Superpitcher

Here Comes Love (Kompakt)

Cologne, Germany's Aksel "Superpitcher" Schaufler is in love, as the title to his debut LP indicates. Erase all images of women inspired by Swiss Miss packages from your head, however. What Here Comes Love reveals is that his heart does not lie with any one person or place, but in the slow, sensual dance of digital phantoms.

Schaufler is a serial monogamist, so while Here Comes Love is his first full-length collection of melancholy pop, it should not be an introduction for the observant listener. In recent years he has made a name for himself by releasing singles and remixes on the excellent label Kompakt. His work has been linked to the schaeffel beat school, a mode of production that draws on the shuffling stomp of glam rock for its momentum. Here Comes Love may not be as explicitly scuffed by the legacy of Gary Glitter's "Rock and Roll, Part 2" as other contemporary Cologne recordings, but the idea of friction is still intrinsic in his work, which manifests itself as emotional ambiguity.

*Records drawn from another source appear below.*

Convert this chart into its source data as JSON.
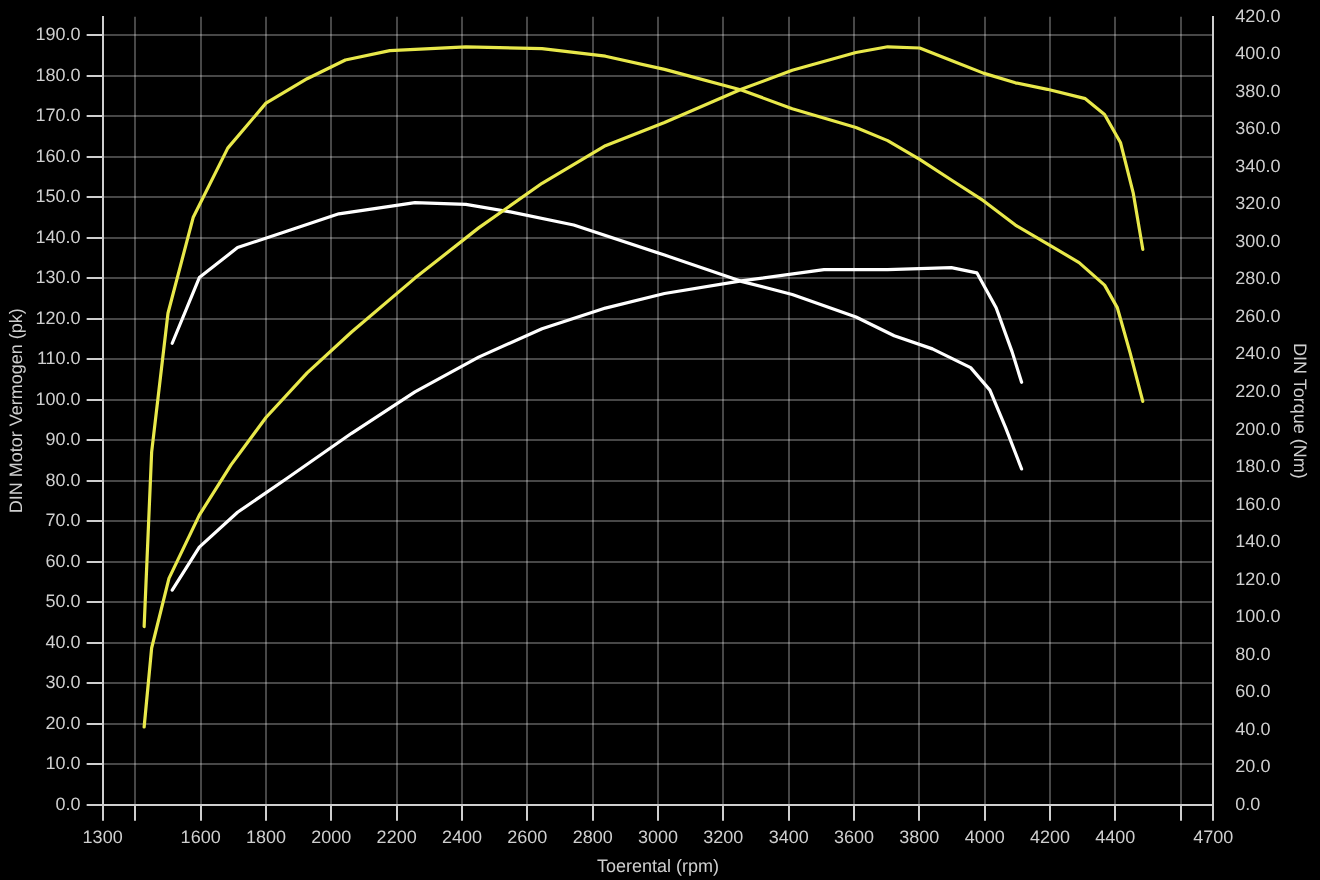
{
  "chart_data": {
    "type": "line",
    "xlabel": "Toerental (rpm)",
    "ylabel": "DIN Motor Vermogen (pk)",
    "y2label": "DIN Torque (Nm)",
    "xlim": [
      1300,
      4700
    ],
    "xticks": [
      1300,
      {
        "value": 1400,
        "label": null
      },
      1600,
      1800,
      2000,
      2200,
      2400,
      2600,
      2800,
      3000,
      3200,
      3400,
      3600,
      3800,
      4000,
      4200,
      4400,
      {
        "value": 4600,
        "label": null
      },
      4700
    ],
    "ylim": [
      0,
      194.5
    ],
    "yticks": [
      {
        "value": 0,
        "label": "0.0"
      },
      {
        "value": 10,
        "label": "10.0"
      },
      {
        "value": 20,
        "label": "20.0"
      },
      {
        "value": 30,
        "label": "30.0"
      },
      {
        "value": 40,
        "label": "40.0"
      },
      {
        "value": 50,
        "label": "50.0"
      },
      {
        "value": 60,
        "label": "60.0"
      },
      {
        "value": 70,
        "label": "70.0"
      },
      {
        "value": 80,
        "label": "80.0"
      },
      {
        "value": 90,
        "label": "90.0"
      },
      {
        "value": 100,
        "label": "100.0"
      },
      {
        "value": 110,
        "label": "110.0"
      },
      {
        "value": 120,
        "label": "120.0"
      },
      {
        "value": 130,
        "label": "130.0"
      },
      {
        "value": 140,
        "label": "140.0"
      },
      {
        "value": 150,
        "label": "150.0"
      },
      {
        "value": 160,
        "label": "160.0"
      },
      {
        "value": 170,
        "label": "170.0"
      },
      {
        "value": 180,
        "label": "180.0"
      },
      {
        "value": 190,
        "label": "190.0"
      }
    ],
    "y2lim": [
      0,
      420
    ],
    "y2ticks": [
      {
        "value": 0,
        "label": "0.0"
      },
      {
        "value": 20,
        "label": "20.0"
      },
      {
        "value": 40,
        "label": "40.0"
      },
      {
        "value": 60,
        "label": "60.0"
      },
      {
        "value": 80,
        "label": "80.0"
      },
      {
        "value": 100,
        "label": "100.0"
      },
      {
        "value": 120,
        "label": "120.0"
      },
      {
        "value": 140,
        "label": "140.0"
      },
      {
        "value": 160,
        "label": "160.0"
      },
      {
        "value": 180,
        "label": "180.0"
      },
      {
        "value": 200,
        "label": "200.0"
      },
      {
        "value": 220,
        "label": "220.0"
      },
      {
        "value": 240,
        "label": "240.0"
      },
      {
        "value": 260,
        "label": "260.0"
      },
      {
        "value": 280,
        "label": "280.0"
      },
      {
        "value": 300,
        "label": "300.0"
      },
      {
        "value": 320,
        "label": "320.0"
      },
      {
        "value": 340,
        "label": "340.0"
      },
      {
        "value": 360,
        "label": "360.0"
      },
      {
        "value": 380,
        "label": "380.0"
      },
      {
        "value": 400,
        "label": "400.0"
      },
      {
        "value": 420,
        "label": "420.0"
      }
    ],
    "grid": true,
    "legend": false,
    "marker": "none",
    "line_style": "solid",
    "series": [
      {
        "color": "#e8e84a",
        "axis": "y2",
        "x": [
          1427,
          1450,
          1500,
          1577,
          1683,
          1800,
          1926,
          2043,
          2179,
          2412,
          2645,
          2839,
          3020,
          3255,
          3411,
          3606,
          3703,
          3801,
          3898,
          3996,
          4094,
          4192,
          4289,
          4367,
          4406,
          4445,
          4484
        ],
        "values": [
          95,
          188,
          262,
          313,
          350,
          374,
          387,
          397,
          402,
          404,
          403,
          399,
          392,
          381,
          371,
          361,
          354,
          344,
          333,
          322,
          309,
          299,
          289,
          277,
          265,
          241,
          215
        ]
      },
      {
        "color": "#e8e84a",
        "axis": "y",
        "x": [
          1427,
          1450,
          1503,
          1596,
          1693,
          1800,
          1926,
          2062,
          2256,
          2451,
          2645,
          2839,
          3020,
          3255,
          3411,
          3606,
          3703,
          3801,
          3898,
          3996,
          4094,
          4192,
          4308,
          4367,
          4416,
          4455,
          4484
        ],
        "values": [
          19.2,
          38.7,
          55.9,
          71.5,
          83.9,
          95.6,
          106.6,
          116.7,
          130,
          142.4,
          153.4,
          162.7,
          168.4,
          176.6,
          181.3,
          185.7,
          187.1,
          186.8,
          183.7,
          180.6,
          178.2,
          176.6,
          174.3,
          170.4,
          163.4,
          150.9,
          137.1
        ]
      },
      {
        "color": "#ffffff",
        "axis": "y2",
        "x": [
          1513,
          1596,
          1713,
          1868,
          2023,
          2179,
          2256,
          2412,
          2548,
          2742,
          3020,
          3255,
          3411,
          3606,
          3723,
          3840,
          3957,
          4016,
          4064,
          4113
        ],
        "values": [
          246,
          281,
          297,
          306,
          315,
          319,
          321,
          320,
          316,
          309,
          293,
          279,
          272,
          260,
          250,
          243,
          233,
          221,
          201,
          179
        ]
      },
      {
        "color": "#ffffff",
        "axis": "y",
        "x": [
          1513,
          1596,
          1713,
          1868,
          2062,
          2256,
          2451,
          2645,
          2839,
          3020,
          3255,
          3508,
          3703,
          3898,
          3976,
          4035,
          4084,
          4113
        ],
        "values": [
          53,
          63.6,
          72.2,
          80.8,
          91.7,
          101.9,
          110.5,
          117.5,
          122.6,
          126.2,
          129.3,
          132.1,
          132.1,
          132.6,
          131.3,
          122.7,
          111.8,
          104.3
        ]
      }
    ]
  }
}
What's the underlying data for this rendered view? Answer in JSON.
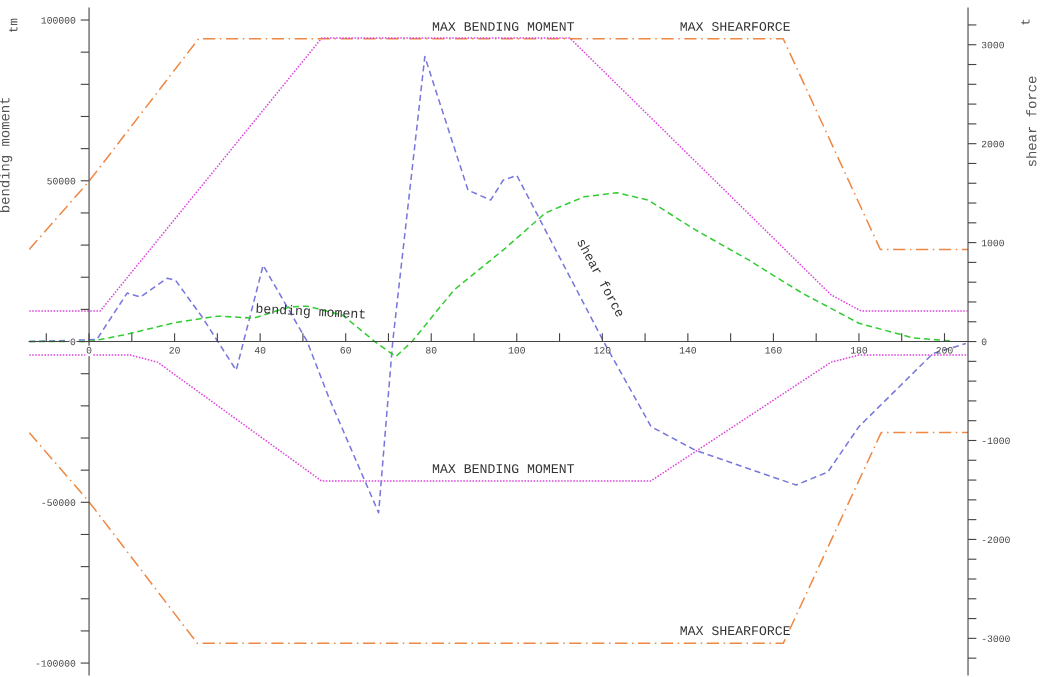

"We don't need people to be alone/We are together on our own," he sings on Here Comes Love's first track, "People," a gently urgent contrast of chimes, flute pads, and hopscotch blips. Throughout the album's nine bobbing cuts, people take "The Long Way," burn from "Fever" (a Peggy Lee cover, the weakest track of the set), and swing from "Lovers Rock." Melodies flicker atop crisp drums, but intentions are never defined, and one is left to infer that the subjects of these songs make their decisions out of sheer, well, love of experience.

Those motivations result in what is best described as a compilation from one mind. The tracks all maintain a similar spirit, but they don't directly relate. The aloofness imbued in each extends across the disc, casting Schaufler as a road-weary but not worn-down figure pining, pulsing, and borne by a minimalist groove, striding confidently along familiar streets with brief dips onto new avenues. Still for the most part, his love of process seems to have kept him immobile. Only on the next-to-last track, "Happiness," is he enticed to shake the specters from his shoulders and burn some glue from his soles. Perhaps on the next album he will return to the dance floor. For now he invites you into his opium den, and a hypnotic, opulent den it is.